Summary: Peter warns the church about false teachers and tells the Christians to grow in their faith and be ready for Christ’s return.

1 John
Writer: John, one of Jesus’ 12 disciples
Approximate Date of Writing: AD 90

Summary: In this letter, John writes about qualities that are part of a true Christian’s life—including loving each other.
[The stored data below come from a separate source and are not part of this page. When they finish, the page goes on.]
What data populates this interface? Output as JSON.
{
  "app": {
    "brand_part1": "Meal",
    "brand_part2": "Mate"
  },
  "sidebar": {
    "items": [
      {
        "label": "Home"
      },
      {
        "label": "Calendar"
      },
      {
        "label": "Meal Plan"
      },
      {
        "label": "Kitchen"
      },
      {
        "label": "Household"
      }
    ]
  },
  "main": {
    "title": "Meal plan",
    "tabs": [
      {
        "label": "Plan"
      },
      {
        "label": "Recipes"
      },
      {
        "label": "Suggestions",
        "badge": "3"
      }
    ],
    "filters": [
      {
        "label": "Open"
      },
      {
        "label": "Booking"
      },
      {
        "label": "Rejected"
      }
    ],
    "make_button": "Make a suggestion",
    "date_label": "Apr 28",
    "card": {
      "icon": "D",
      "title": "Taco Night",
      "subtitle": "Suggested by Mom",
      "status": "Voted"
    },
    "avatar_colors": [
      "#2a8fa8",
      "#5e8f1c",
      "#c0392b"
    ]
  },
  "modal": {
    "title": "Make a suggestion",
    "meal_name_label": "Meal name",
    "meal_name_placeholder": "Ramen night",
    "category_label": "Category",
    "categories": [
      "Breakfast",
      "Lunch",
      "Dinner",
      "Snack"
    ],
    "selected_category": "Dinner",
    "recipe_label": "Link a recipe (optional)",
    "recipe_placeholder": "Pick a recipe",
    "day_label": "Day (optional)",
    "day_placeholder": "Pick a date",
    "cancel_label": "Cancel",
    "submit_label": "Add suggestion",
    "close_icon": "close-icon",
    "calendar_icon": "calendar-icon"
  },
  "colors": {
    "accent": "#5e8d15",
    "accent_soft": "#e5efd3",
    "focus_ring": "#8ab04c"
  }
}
He also teaches that Christians should reject “antichrists” who don’t agree that Jesus was both a man and the Son of God.

2 John
Writer: John, one of Jesus’ 12 disciples
Approximate Date of Writing: AD 90

Summary: John teaches that Christians should love each other and should oppose false teachers who deny that Jesus Christ came to the world as a human.

3 John
Writer: John, one of Jesus’ 12 disciples
Approximate Date of Writing: AD 90

Summary: John commends his friend Gaius for his kindness towards teachers sent by John but condemns the actions of Diotrephes, a church leader who gossips and refuses to welcome the teachers.

Jude
Writer: Jude, brother of Jesus
Approximate Date of Writing: AD 70-80

Summary: This letter warns about false teachers who say that God’s grace allows Christians to sin and who reject Jesus as Lord.

Revelation
Writer: John, one of Jesus’ 12 disciples
Approximate Date of Writing: AD 90s

Summary: John tells about visions he has seen, showing what will happen in the future—including God’s punishment of those who oppose him, Jesus’ return, the defeat of Satan, and the creation of a new heaven and earth.